Q: The Nerdfighter fanbase is huge, how do you feel about having this many people following something that you helped create?

Well, I don’t really think of Nerdfighters as a fanbase. (I think of myself as a Nerdfighter, for instance.) It’s just one identity among many. In some ways the Nerdfighter community is huge–I mean, you could fill up the Rose Bowl every day with people who watch our videos, and that’s a little weird to contemplate. But it’s actually quite tight-knit in other ways: I read thousands of emails and tweets and YouTube comments every day, and so I feel like I know the people we’re doing stuff with. And unlike most fan communities, the Nerdfighters aren’t just watching something or reading something. They’re doing things with us. So it’s not just about watching videos; it’s also about coming together to build pond sand filters for people in Bangladesh who don’t have access to clean water.

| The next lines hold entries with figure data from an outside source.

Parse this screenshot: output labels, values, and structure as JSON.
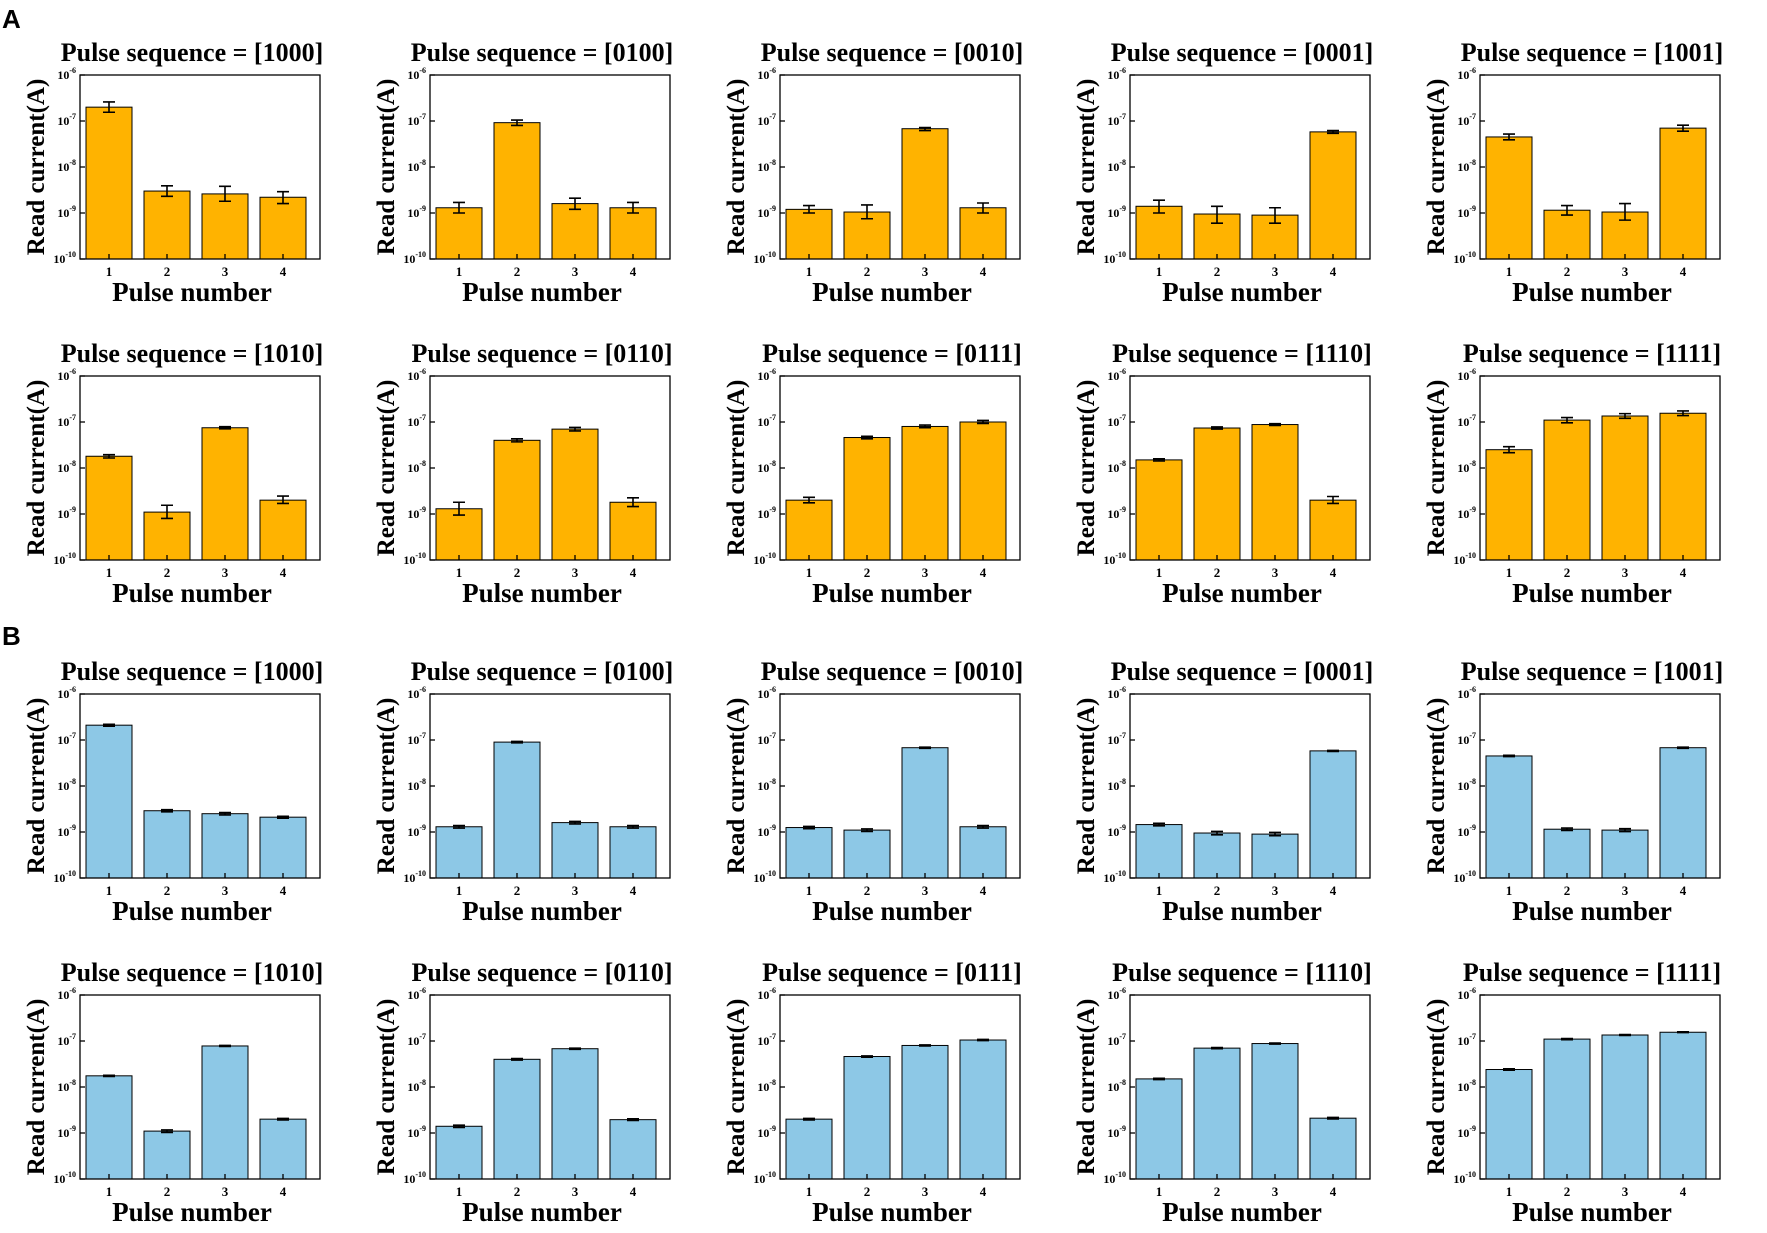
{
  "panel_labels": [
    "A",
    "B"
  ],
  "colors": {
    "panel_a_bar": "#FFB300",
    "panel_b_bar": "#8DC8E6",
    "axis": "#000000"
  },
  "chart_data": [
    {
      "panel": "A",
      "type": "bar",
      "yscale": "log",
      "ylim": [
        1e-10,
        1e-06
      ],
      "xlabel": "Pulse number",
      "ylabel": "Read current(A)",
      "categories": [
        "1",
        "2",
        "3",
        "4"
      ],
      "ytick_labels": [
        "10^-10",
        "10^-9",
        "10^-8",
        "10^-7",
        "10^-6"
      ],
      "subplots": [
        {
          "title": "Pulse sequence = [1000]",
          "values": [
            2e-07,
            3e-09,
            2.6e-09,
            2.2e-09
          ],
          "errors_low": [
            1.55e-07,
            2.3e-09,
            1.8e-09,
            1.6e-09
          ],
          "errors_high": [
            2.6e-07,
            3.9e-09,
            3.8e-09,
            2.9e-09
          ]
        },
        {
          "title": "Pulse sequence = [0100]",
          "values": [
            1.3e-09,
            9.2e-08,
            1.6e-09,
            1.3e-09
          ],
          "errors_low": [
            1e-09,
            8e-08,
            1.2e-09,
            1e-09
          ],
          "errors_high": [
            1.7e-09,
            1.05e-07,
            2.1e-09,
            1.7e-09
          ]
        },
        {
          "title": "Pulse sequence = [0010]",
          "values": [
            1.2e-09,
            1.05e-09,
            6.8e-08,
            1.3e-09
          ],
          "errors_low": [
            1e-09,
            7.5e-10,
            6.2e-08,
            1e-09
          ],
          "errors_high": [
            1.45e-09,
            1.5e-09,
            7.2e-08,
            1.65e-09
          ]
        },
        {
          "title": "Pulse sequence = [0001]",
          "values": [
            1.4e-09,
            9.5e-10,
            9e-10,
            5.8e-08
          ],
          "errors_low": [
            1e-09,
            6e-10,
            6e-10,
            5.4e-08
          ],
          "errors_high": [
            1.9e-09,
            1.4e-09,
            1.3e-09,
            6.2e-08
          ]
        },
        {
          "title": "Pulse sequence = [1001]",
          "values": [
            4.5e-08,
            1.15e-09,
            1.05e-09,
            7e-08
          ],
          "errors_low": [
            3.9e-08,
            9e-10,
            7e-10,
            6e-08
          ],
          "errors_high": [
            5.2e-08,
            1.45e-09,
            1.6e-09,
            8.1e-08
          ]
        },
        {
          "title": "Pulse sequence = [1010]",
          "values": [
            1.8e-08,
            1.1e-09,
            7.5e-08,
            2e-09
          ],
          "errors_low": [
            1.65e-08,
            8e-10,
            7.1e-08,
            1.7e-09
          ],
          "errors_high": [
            1.95e-08,
            1.55e-09,
            7.9e-08,
            2.45e-09
          ]
        },
        {
          "title": "Pulse sequence = [0110]",
          "values": [
            1.3e-09,
            4e-08,
            7e-08,
            1.8e-09
          ],
          "errors_low": [
            9.5e-10,
            3.7e-08,
            6.4e-08,
            1.45e-09
          ],
          "errors_high": [
            1.8e-09,
            4.3e-08,
            7.6e-08,
            2.25e-09
          ]
        },
        {
          "title": "Pulse sequence = [0111]",
          "values": [
            2e-09,
            4.6e-08,
            8e-08,
            1e-07
          ],
          "errors_low": [
            1.75e-09,
            4.3e-08,
            7.5e-08,
            9.3e-08
          ],
          "errors_high": [
            2.3e-09,
            4.9e-08,
            8.6e-08,
            1.08e-07
          ]
        },
        {
          "title": "Pulse sequence = [1110]",
          "values": [
            1.5e-08,
            7.4e-08,
            8.8e-08,
            2e-09
          ],
          "errors_low": [
            1.42e-08,
            7e-08,
            8.4e-08,
            1.7e-09
          ],
          "errors_high": [
            1.58e-08,
            7.8e-08,
            9.2e-08,
            2.4e-09
          ]
        },
        {
          "title": "Pulse sequence = [1111]",
          "values": [
            2.5e-08,
            1.1e-07,
            1.35e-07,
            1.55e-07
          ],
          "errors_low": [
            2.15e-08,
            9.6e-08,
            1.2e-07,
            1.38e-07
          ],
          "errors_high": [
            2.9e-08,
            1.25e-07,
            1.52e-07,
            1.74e-07
          ]
        }
      ]
    },
    {
      "panel": "B",
      "type": "bar",
      "yscale": "log",
      "ylim": [
        1e-10,
        1e-06
      ],
      "xlabel": "Pulse number",
      "ylabel": "Read current(A)",
      "categories": [
        "1",
        "2",
        "3",
        "4"
      ],
      "ytick_labels": [
        "10^-10",
        "10^-9",
        "10^-8",
        "10^-7",
        "10^-6"
      ],
      "subplots": [
        {
          "title": "Pulse sequence = [1000]",
          "values": [
            2.1e-07,
            2.9e-09,
            2.5e-09,
            2.1e-09
          ],
          "errors_low": [
            2e-07,
            2.75e-09,
            2.35e-09,
            2e-09
          ],
          "errors_high": [
            2.2e-07,
            3.05e-09,
            2.65e-09,
            2.2e-09
          ]
        },
        {
          "title": "Pulse sequence = [0100]",
          "values": [
            1.3e-09,
            9e-08,
            1.6e-09,
            1.3e-09
          ],
          "errors_low": [
            1.22e-09,
            8.7e-08,
            1.5e-09,
            1.22e-09
          ],
          "errors_high": [
            1.38e-09,
            9.3e-08,
            1.7e-09,
            1.38e-09
          ]
        },
        {
          "title": "Pulse sequence = [0010]",
          "values": [
            1.25e-09,
            1.1e-09,
            6.8e-08,
            1.3e-09
          ],
          "errors_low": [
            1.18e-09,
            1.03e-09,
            6.6e-08,
            1.22e-09
          ],
          "errors_high": [
            1.32e-09,
            1.17e-09,
            7e-08,
            1.38e-09
          ]
        },
        {
          "title": "Pulse sequence = [0001]",
          "values": [
            1.45e-09,
            9.5e-10,
            9e-10,
            5.8e-08
          ],
          "errors_low": [
            1.36e-09,
            8.7e-10,
            8.3e-10,
            5.65e-08
          ],
          "errors_high": [
            1.55e-09,
            1.03e-09,
            9.8e-10,
            5.95e-08
          ]
        },
        {
          "title": "Pulse sequence = [1001]",
          "values": [
            4.5e-08,
            1.15e-09,
            1.1e-09,
            6.8e-08
          ],
          "errors_low": [
            4.35e-08,
            1.08e-09,
            1.02e-09,
            6.6e-08
          ],
          "errors_high": [
            4.65e-08,
            1.22e-09,
            1.18e-09,
            7e-08
          ]
        },
        {
          "title": "Pulse sequence = [1010]",
          "values": [
            1.75e-08,
            1.1e-09,
            7.8e-08,
            2e-09
          ],
          "errors_low": [
            1.7e-08,
            1.03e-09,
            7.6e-08,
            1.92e-09
          ],
          "errors_high": [
            1.8e-08,
            1.17e-09,
            8e-08,
            2.08e-09
          ]
        },
        {
          "title": "Pulse sequence = [0110]",
          "values": [
            1.4e-09,
            4e-08,
            6.8e-08,
            1.95e-09
          ],
          "errors_low": [
            1.32e-09,
            3.85e-08,
            6.6e-08,
            1.87e-09
          ],
          "errors_high": [
            1.48e-09,
            4.15e-08,
            7e-08,
            2.03e-09
          ]
        },
        {
          "title": "Pulse sequence = [0111]",
          "values": [
            2e-09,
            4.6e-08,
            8e-08,
            1.05e-07
          ],
          "errors_low": [
            1.92e-09,
            4.45e-08,
            7.8e-08,
            1.02e-07
          ],
          "errors_high": [
            2.08e-09,
            4.75e-08,
            8.2e-08,
            1.08e-07
          ]
        },
        {
          "title": "Pulse sequence = [1110]",
          "values": [
            1.5e-08,
            7e-08,
            8.8e-08,
            2.1e-09
          ],
          "errors_low": [
            1.45e-08,
            6.8e-08,
            8.6e-08,
            2.02e-09
          ],
          "errors_high": [
            1.55e-08,
            7.2e-08,
            9e-08,
            2.18e-09
          ]
        },
        {
          "title": "Pulse sequence = [1111]",
          "values": [
            2.4e-08,
            1.1e-07,
            1.35e-07,
            1.55e-07
          ],
          "errors_low": [
            2.32e-08,
            1.07e-07,
            1.32e-07,
            1.52e-07
          ],
          "errors_high": [
            2.48e-08,
            1.13e-07,
            1.38e-07,
            1.58e-07
          ]
        }
      ]
    }
  ]
}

Q: What kind of camera do you use?

I use a Canon 70D and edit my videos with Adobe Premiere.

Q: You’re on YouTube?

Yeah, this surprises a lot of people who visit my web site, because they think of me as a writer. But yes, I am on youtube. My brother Hank and I have had a collaborative video channel since January of 2007; we’ve made more than 1,000 videos, which have been viewed more than 800 million times.